Литмир - Электронная Библиотека
A
A

Прижав к себе девушку, Йоос поцеловал ее в лоб и повел за собой, крепко держа за руку. Сесса больше не вырывалась. Сил у нее совсем не осталось, и она едва переставляла ноги. Проходя мимо площади, они увидели эшевена Николаса ван Эйде в черном с головы до ног с серебряным жезлом в руках. Высоко держа голову, он шествовал к городской тюрьме, а за ним шли комендант и четверо стражников, ведущих Грит и госпожу Мину; еще двое несли закрытые холстиной носилки. Старуха ковыляла, угрюмо свесив голову, а госпожа Мина все кивала и бормотала. И руки у обеих были связаны. В пяти шагах за ними двигалась толпа зевак, которых все прибывало. Дети указывали на женщин пальцами и кидали в них яичную скорлупу, а горожане переглядывались и говорили, что омрачать Пасху — дурной знак. И многие разбегались по домам и запирали за собой двери.

Сердце у девушки разрывалось от жалости и страха. Она и Йоос пошли следом и услышали, что по настоянию дознавателя Бартоломейса Иманта через три дня состоится суд, на котором выслушают свидетелей; имена держатся в тайне, но известно, что Таннеке Сконен тоже будет в их числе.

И люди говорили, что ее показаний хватит, чтобы отправить ведьм на костер.
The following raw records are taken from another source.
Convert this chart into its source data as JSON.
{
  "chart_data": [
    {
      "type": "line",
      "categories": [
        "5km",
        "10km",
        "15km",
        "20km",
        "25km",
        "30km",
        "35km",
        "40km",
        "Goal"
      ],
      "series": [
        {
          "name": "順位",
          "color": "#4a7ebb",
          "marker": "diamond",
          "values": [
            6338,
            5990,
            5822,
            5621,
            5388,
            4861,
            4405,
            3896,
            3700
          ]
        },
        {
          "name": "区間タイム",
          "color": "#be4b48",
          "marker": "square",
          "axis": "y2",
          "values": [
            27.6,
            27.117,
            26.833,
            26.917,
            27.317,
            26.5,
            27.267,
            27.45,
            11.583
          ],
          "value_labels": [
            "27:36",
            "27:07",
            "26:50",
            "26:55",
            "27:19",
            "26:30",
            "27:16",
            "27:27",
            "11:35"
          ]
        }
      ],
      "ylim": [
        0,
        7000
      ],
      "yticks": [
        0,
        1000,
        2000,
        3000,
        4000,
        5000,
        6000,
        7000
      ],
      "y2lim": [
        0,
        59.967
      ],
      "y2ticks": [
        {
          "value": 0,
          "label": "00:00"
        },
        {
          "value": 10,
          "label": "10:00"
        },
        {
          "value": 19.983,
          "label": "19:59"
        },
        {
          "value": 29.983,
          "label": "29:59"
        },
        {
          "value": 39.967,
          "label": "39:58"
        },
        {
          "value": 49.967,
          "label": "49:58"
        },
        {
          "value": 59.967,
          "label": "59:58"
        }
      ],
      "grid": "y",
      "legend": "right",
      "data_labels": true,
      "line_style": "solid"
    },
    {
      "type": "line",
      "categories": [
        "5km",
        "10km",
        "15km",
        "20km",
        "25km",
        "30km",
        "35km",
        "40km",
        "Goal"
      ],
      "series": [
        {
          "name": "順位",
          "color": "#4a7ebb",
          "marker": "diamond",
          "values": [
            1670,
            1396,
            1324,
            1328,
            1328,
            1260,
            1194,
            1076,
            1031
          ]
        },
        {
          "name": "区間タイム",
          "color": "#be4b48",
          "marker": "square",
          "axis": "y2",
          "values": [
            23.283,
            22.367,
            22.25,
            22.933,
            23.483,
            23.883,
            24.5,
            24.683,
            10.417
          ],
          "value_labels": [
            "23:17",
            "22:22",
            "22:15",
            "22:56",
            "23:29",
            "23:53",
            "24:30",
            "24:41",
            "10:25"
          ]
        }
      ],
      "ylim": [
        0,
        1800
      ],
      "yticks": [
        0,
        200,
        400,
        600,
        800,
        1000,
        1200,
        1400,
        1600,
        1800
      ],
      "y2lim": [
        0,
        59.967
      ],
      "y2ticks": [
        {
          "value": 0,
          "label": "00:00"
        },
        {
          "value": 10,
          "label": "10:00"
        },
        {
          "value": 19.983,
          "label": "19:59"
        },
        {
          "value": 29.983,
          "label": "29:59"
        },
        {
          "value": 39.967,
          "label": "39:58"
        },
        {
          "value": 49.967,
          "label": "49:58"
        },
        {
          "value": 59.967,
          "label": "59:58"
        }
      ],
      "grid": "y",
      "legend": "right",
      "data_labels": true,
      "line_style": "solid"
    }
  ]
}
Но об Андреасе Хеверле не было сказано ни слова.

XX

Утром в среду громкие удары колокола известили горожан о том, что суд над maleficas[25] начался. Но еще с ночи на площади перед ратушей начал собираться народ: не только из Ланде и его предместий, но и жители окрестных деревень пришли сюда, желая поглазеть на судилище. Дабы избежать беспорядков из Лёвена был вызван отряд ландскнехтов в помощь городской страже, и теперь они цепью выстроились перед ратушей, удерживая волнующуюся толпу за пять шагов от входа.

Однако массивные дубовые двери были распахнуты во всю ширь, и стоящие в первых рядах могли отчетливо видеть зал совета, его стрельчатый свод и массивные каменные колонны, пол с потрескавшимися плитами, ряд невысоких полукруглых окон, сквозь которые едва пробивался сумрачный свет, и большое распятье на дальней стене. В этом зале, называемым Lagere (Нижний), на возвышении с балдахином за длинным столом в высоких креслах восседали судьи: каноник и два священника, а также двенадцать человек, известных своей добропорядочностью и благочестием — бургомистр, эшевен и городские старшины. Справа и слева на скамьях за низкими деревянными загородками расположились бюргеры в темных упеляндах с серебряными поясами. Иные почтенные горожане стояли в передней части зала по обе стороны от входной двери. Площадь кипела как большой котел; в зале же царила тишина, изредка нарушаемая шарканьем ног по полу, кашлем, шелестом одежд и чуть слышным шепотом.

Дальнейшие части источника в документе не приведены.